Brain-Inspired Computing and Control Theory
Neuro- and biomorphic engineering
Computational Neuroscience
Robotics and intelligent sensors
I am broadly interested in the interaction between mathematics, biology (particularly neuroscience), and engineering (particularly control theory and neuromorphic engineering). The brain, its way of knowing and perceiving the world, and the ways in which biology and intelligence seem to self-organize out of inert matter, always fascinated me. As a physicist, I consider mathematics the natural language through which to describe the various facets of the biological world. Control theory provides me with both a conceptual and a technical framework to use mathematics to describe open systems, that is, systems with inputs and outputs, like our brain, like a single cell, like a group of neurons or people or bees or robots or ants; like all those artificial or biological forms in constant interaction with their environment:
"Whatever is the ultimate nature of reality (assuming that this expression has meaning), it is indisputable that our universe is not chaos. We perceive beings, objects, things to which we give names. These beings or things are forms or structures endowed with a degree of stability; they take up some part of space and last for some part of time." René Thom
Alessio Franci is a professor in the Department of Electrical Engineering and Computer Science of the University of Liege and one of the founders of the ULiege Neuroengineering Lab.
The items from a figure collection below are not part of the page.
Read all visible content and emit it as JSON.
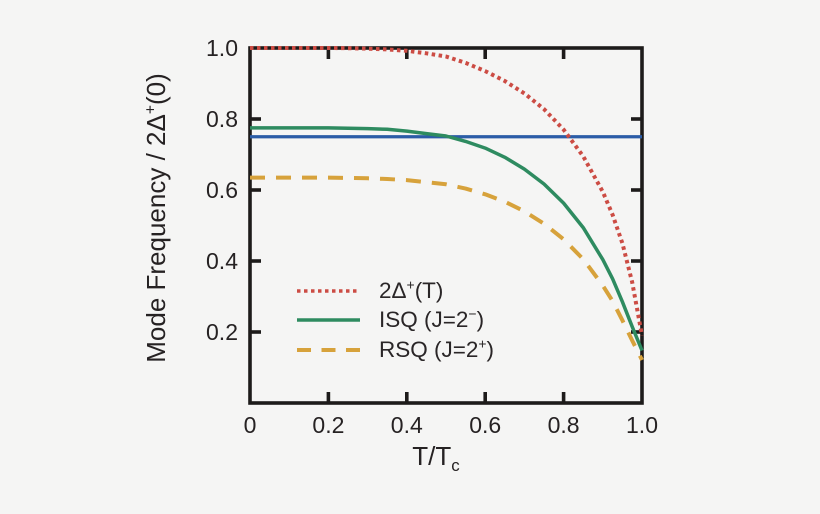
{
  "figure": {
    "background_color": "#f5f5f4",
    "frame_color": "#1d1b1a",
    "text_color": "#262223"
  },
  "axes": {
    "y": {
      "label_pre": "Mode Frequency / 2Δ",
      "label_sup": "+",
      "label_post": "(0)"
    },
    "x": {
      "label_pre": "T/T",
      "label_sub": "c"
    }
  },
  "legend": {
    "items": [
      {
        "pre": "2Δ",
        "sup": "+",
        "post": "(T)",
        "color": "#cc4c44",
        "style": "dotted"
      },
      {
        "pre": "ISQ (J=2",
        "sup": "−",
        "post": ")",
        "color": "#2e8b60",
        "style": "solid"
      },
      {
        "pre": "RSQ (J=2",
        "sup": "+",
        "post": ")",
        "color": "#d7a23b",
        "style": "dashed"
      }
    ]
  },
  "chart_data": {
    "type": "line",
    "title": "",
    "xlabel": "T/Tc",
    "ylabel": "Mode Frequency / 2Δ+(0)",
    "xlim": [
      0,
      1.0
    ],
    "ylim": [
      0,
      1.0
    ],
    "grid": false,
    "legend_position": "lower-left-inside",
    "x_tick_values": [
      0,
      0.2,
      0.4,
      0.6,
      0.8,
      1.0
    ],
    "x_tick_labels": [
      "0",
      "0.2",
      "0.4",
      "0.6",
      "0.8",
      "1.0"
    ],
    "y_tick_values": [
      0.2,
      0.4,
      0.6,
      0.8,
      1.0
    ],
    "y_tick_labels": [
      "0.2",
      "0.4",
      "0.6",
      "0.8",
      "1.0"
    ],
    "t": [
      0,
      0.05,
      0.1,
      0.15,
      0.2,
      0.25,
      0.3,
      0.35,
      0.4,
      0.45,
      0.5,
      0.55,
      0.6,
      0.65,
      0.7,
      0.75,
      0.8,
      0.85,
      0.9,
      0.925,
      0.95,
      0.975,
      1.0
    ],
    "series": [
      {
        "name": "2Δ+(T)",
        "style": "dotted",
        "color": "#cc4c44",
        "values": [
          1.0,
          1.0,
          1.0,
          1.0,
          1.0,
          0.9995,
          0.998,
          0.996,
          0.992,
          0.985,
          0.976,
          0.958,
          0.935,
          0.907,
          0.872,
          0.828,
          0.77,
          0.695,
          0.595,
          0.53,
          0.45,
          0.34,
          0.19
        ]
      },
      {
        "name": "ISQ (J=2−)",
        "style": "solid",
        "color": "#2e8b60",
        "values": [
          0.775,
          0.775,
          0.775,
          0.775,
          0.775,
          0.774,
          0.773,
          0.771,
          0.766,
          0.759,
          0.752,
          0.737,
          0.718,
          0.692,
          0.659,
          0.617,
          0.563,
          0.494,
          0.404,
          0.35,
          0.285,
          0.215,
          0.148
        ]
      },
      {
        "name": "RSQ (J=2+)",
        "style": "dashed",
        "color": "#d7a23b",
        "values": [
          0.635,
          0.635,
          0.635,
          0.635,
          0.635,
          0.634,
          0.633,
          0.631,
          0.628,
          0.622,
          0.616,
          0.604,
          0.588,
          0.567,
          0.54,
          0.505,
          0.461,
          0.405,
          0.331,
          0.287,
          0.233,
          0.176,
          0.121
        ]
      }
    ],
    "reference_line": {
      "value": 0.75,
      "color": "#2b5ca7",
      "style": "solid"
    }
  }
}
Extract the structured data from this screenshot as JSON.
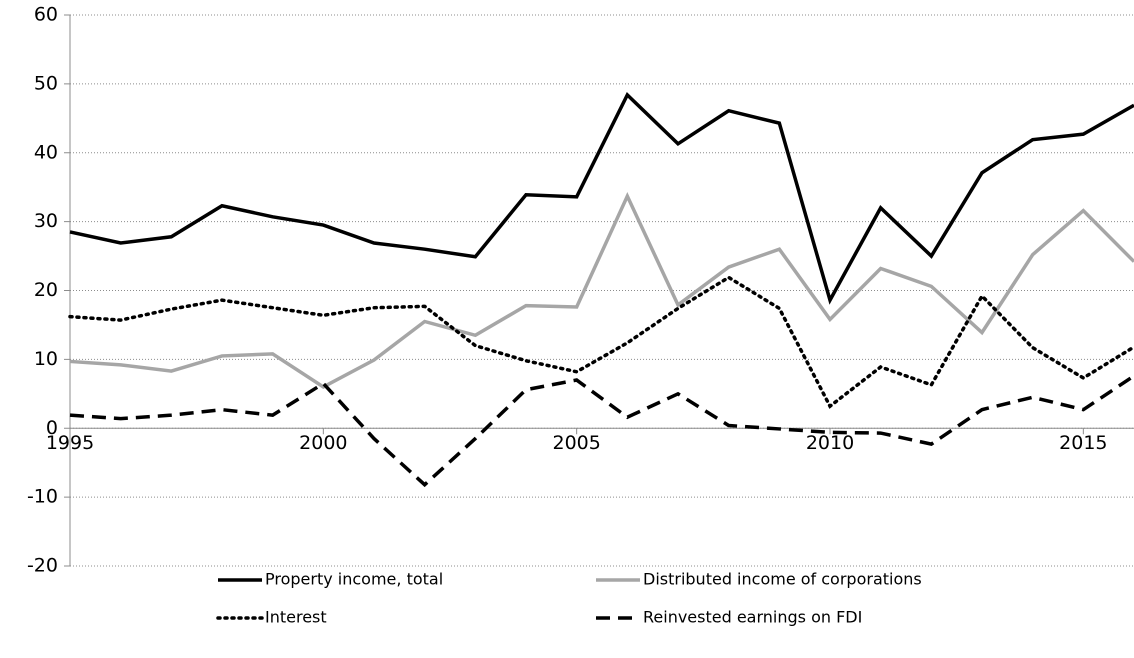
{
  "chart_data": {
    "type": "line",
    "x": [
      1995,
      1996,
      1997,
      1998,
      1999,
      2000,
      2001,
      2002,
      2003,
      2004,
      2005,
      2006,
      2007,
      2008,
      2009,
      2010,
      2011,
      2012,
      2013,
      2014,
      2015,
      2016
    ],
    "series": [
      {
        "name": "Property income, total",
        "color": "#000000",
        "dash": "solid",
        "values": [
          28.5,
          26.9,
          27.8,
          32.3,
          30.7,
          29.5,
          26.9,
          26.0,
          24.9,
          33.9,
          33.6,
          48.4,
          41.3,
          46.1,
          44.3,
          18.6,
          32.0,
          25.0,
          37.1,
          41.9,
          42.7,
          46.9
        ]
      },
      {
        "name": "Distributed income of corporations",
        "color": "#a6a6a6",
        "dash": "solid",
        "values": [
          9.7,
          9.2,
          8.3,
          10.5,
          10.8,
          6.0,
          9.9,
          15.5,
          13.5,
          17.8,
          17.6,
          33.7,
          17.9,
          23.4,
          26.0,
          15.8,
          23.2,
          20.6,
          13.9,
          25.2,
          31.6,
          24.2
        ]
      },
      {
        "name": "Interest",
        "color": "#000000",
        "dash": "dotted",
        "values": [
          16.2,
          15.7,
          17.3,
          18.6,
          17.5,
          16.4,
          17.5,
          17.7,
          12.0,
          9.8,
          8.2,
          12.4,
          17.4,
          21.9,
          17.4,
          3.2,
          8.9,
          6.3,
          19.2,
          11.7,
          7.3,
          11.8
        ]
      },
      {
        "name": "Reinvested earnings on FDI",
        "color": "#000000",
        "dash": "dashed",
        "values": [
          1.9,
          1.4,
          1.9,
          2.7,
          1.9,
          6.5,
          -1.5,
          -8.2,
          -1.5,
          5.6,
          7.0,
          1.6,
          5.0,
          0.4,
          -0.1,
          -0.6,
          -0.7,
          -2.3,
          2.7,
          4.5,
          2.7,
          7.6
        ]
      }
    ],
    "xlim": [
      1995,
      2016
    ],
    "xticks": [
      1995,
      2000,
      2005,
      2010,
      2015
    ],
    "ylim": [
      -20,
      60
    ],
    "yticks": [
      -20,
      -10,
      0,
      10,
      20,
      30,
      40,
      50,
      60
    ],
    "grid": true
  }
}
He is also an awardee of a WEL-T starting grant from the WEL Research Institute. Alessio received his M.Sc. in Theoretical Physics from the University of Pisa in 2008 and his PhD in Physics and Control Theory from the University of Paris Sud 11 in 2012. Between 2012 and 2015 he was a postdoctoral researcher at the University of Liege and INRIA Lille, and a long term visiting researcher at the University of Cambridge. Between 2015 and 2022 he was a professor in the Math Department of the National Autonomous University of Mexico. His research interests are in brain-inspired computing and control theory, neuromorphic engineering, computational neuroscience, and applications to robotics and intelligent sensors.